— Значит, киоска с чизбургерами у вас нет?
Девица с трудом сдерживает улыбку. Потерянные вещи реют вокруг ее головы, как одуванчиковый пух.
— Ты наша или просто зевака? — спрашивает она.
— Зевака, — без колебаний отвечаю я. — А ты?
— Я здесь работаю. На зарплате, так сказать. А раньше тут лечилась. И не один раз… Совершала преступления против собственного тела. Обжиралась, потом худела с помощью героина и снова обжиралась… — Если бы я не знала, что ее открытость типична для наркоманов, я бы удивилась. Программа «Двенадцать шагов» вскрывает голову, как орех. А потом уже трудно остановиться..
— Тебе бы тут худию выращивать, — советую я. — Такой кактус, который снижает аппетит. По- моему, уж лучше есть кактус, чем колоться!
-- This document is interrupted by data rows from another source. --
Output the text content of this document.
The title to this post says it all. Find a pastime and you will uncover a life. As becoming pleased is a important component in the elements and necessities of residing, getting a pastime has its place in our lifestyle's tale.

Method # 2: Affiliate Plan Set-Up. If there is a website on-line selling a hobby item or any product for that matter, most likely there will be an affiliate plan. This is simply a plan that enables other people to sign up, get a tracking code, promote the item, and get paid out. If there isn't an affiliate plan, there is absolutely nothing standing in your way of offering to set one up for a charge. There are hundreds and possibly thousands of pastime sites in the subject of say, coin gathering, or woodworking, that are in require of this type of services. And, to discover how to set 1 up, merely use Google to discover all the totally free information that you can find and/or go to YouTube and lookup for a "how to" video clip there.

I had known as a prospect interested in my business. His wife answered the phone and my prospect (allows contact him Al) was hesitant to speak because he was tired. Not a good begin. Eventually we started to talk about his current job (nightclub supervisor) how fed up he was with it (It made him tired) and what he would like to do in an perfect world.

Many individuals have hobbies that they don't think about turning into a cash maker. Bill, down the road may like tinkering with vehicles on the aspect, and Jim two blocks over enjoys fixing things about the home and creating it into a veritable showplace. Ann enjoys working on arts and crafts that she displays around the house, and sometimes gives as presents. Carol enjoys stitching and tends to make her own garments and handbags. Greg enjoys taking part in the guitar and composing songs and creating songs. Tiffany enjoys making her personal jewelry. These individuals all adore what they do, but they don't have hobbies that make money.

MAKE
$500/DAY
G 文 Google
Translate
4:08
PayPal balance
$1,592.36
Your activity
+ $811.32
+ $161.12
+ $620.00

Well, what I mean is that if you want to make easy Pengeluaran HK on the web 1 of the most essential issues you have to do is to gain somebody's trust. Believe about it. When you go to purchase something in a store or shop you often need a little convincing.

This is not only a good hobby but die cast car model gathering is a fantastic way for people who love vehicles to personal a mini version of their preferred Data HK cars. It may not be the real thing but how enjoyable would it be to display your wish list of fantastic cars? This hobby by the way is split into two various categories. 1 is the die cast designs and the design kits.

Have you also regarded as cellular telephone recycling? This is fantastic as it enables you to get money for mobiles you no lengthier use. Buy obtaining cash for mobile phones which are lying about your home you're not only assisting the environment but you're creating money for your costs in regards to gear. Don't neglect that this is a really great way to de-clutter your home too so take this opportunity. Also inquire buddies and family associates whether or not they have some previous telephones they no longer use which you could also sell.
— Конечно, лучше, — соглашается словоохотливая девица, — хотя и не совсем. Все-таки неизвестно, что там за вещества… Не могу назвать кактус совершенно естественным средством. Если кусает змея — это естественно. А тут неизвестно. Может, сейчас похудеешь, а в тридцать лет умрешь от воспаления десен. Знаете, почему бушмены едят худию? Она подавляет чувство голода… Так что даже не знаю.
— Да, действительно. — Я решаю поговорить о чем-то не таком отвлеченном. — Ну и как здесь обстановочка?
— Нормальная. Много избалованных деток из богатых семей, ну и придурков тоже хватает. Когда ты по другую сторону, ко всему относишься по-новому… Зато кормят хорошо, только органическими продуктами… У тебя сигаретки не найдется?
— Извини, я сама у других стреляю. А интересные люди среди клиентов попадаются?
— В смысле — психов? Есть одна английская шпионка, она вообще-то пакистанка… Мелани… фамилию не помню. Так вот, она очень славная. Совсем не похожа на шпионку — ну, какими их себе представляешь. Говорит, ее специально учили казаться такой стервозной… Не знаю, не знаю… Еще у нас лечится сынок какой-то важной шишки, министра транспорта или еще чего-то там. Знаешь, некоторые не спешат выздоравливать.
— А ты?
— И я тоже. Все заложено у нас в программе. Смешно, да? Раньше я серьезно подсела на астрологию. Раз, а то и два раза в месяц ходила к гадалке. Крутая тетка! Правда, мне еще тогда казалось, что половину своих предсказаний она выдумывает на месте. Но мне очень хотелось верить, что существуют волшебные небесные тела, которые управляют моей жизнью и говорят, что мне делать, а оказывается, дело не в звездах, а в участках моей ДНК, будь она неладна! Выходит, я — какой-то кусок мяса, который неправильно запрограммировали.
— Ты поэтому до сих пор здесь ошиваешься?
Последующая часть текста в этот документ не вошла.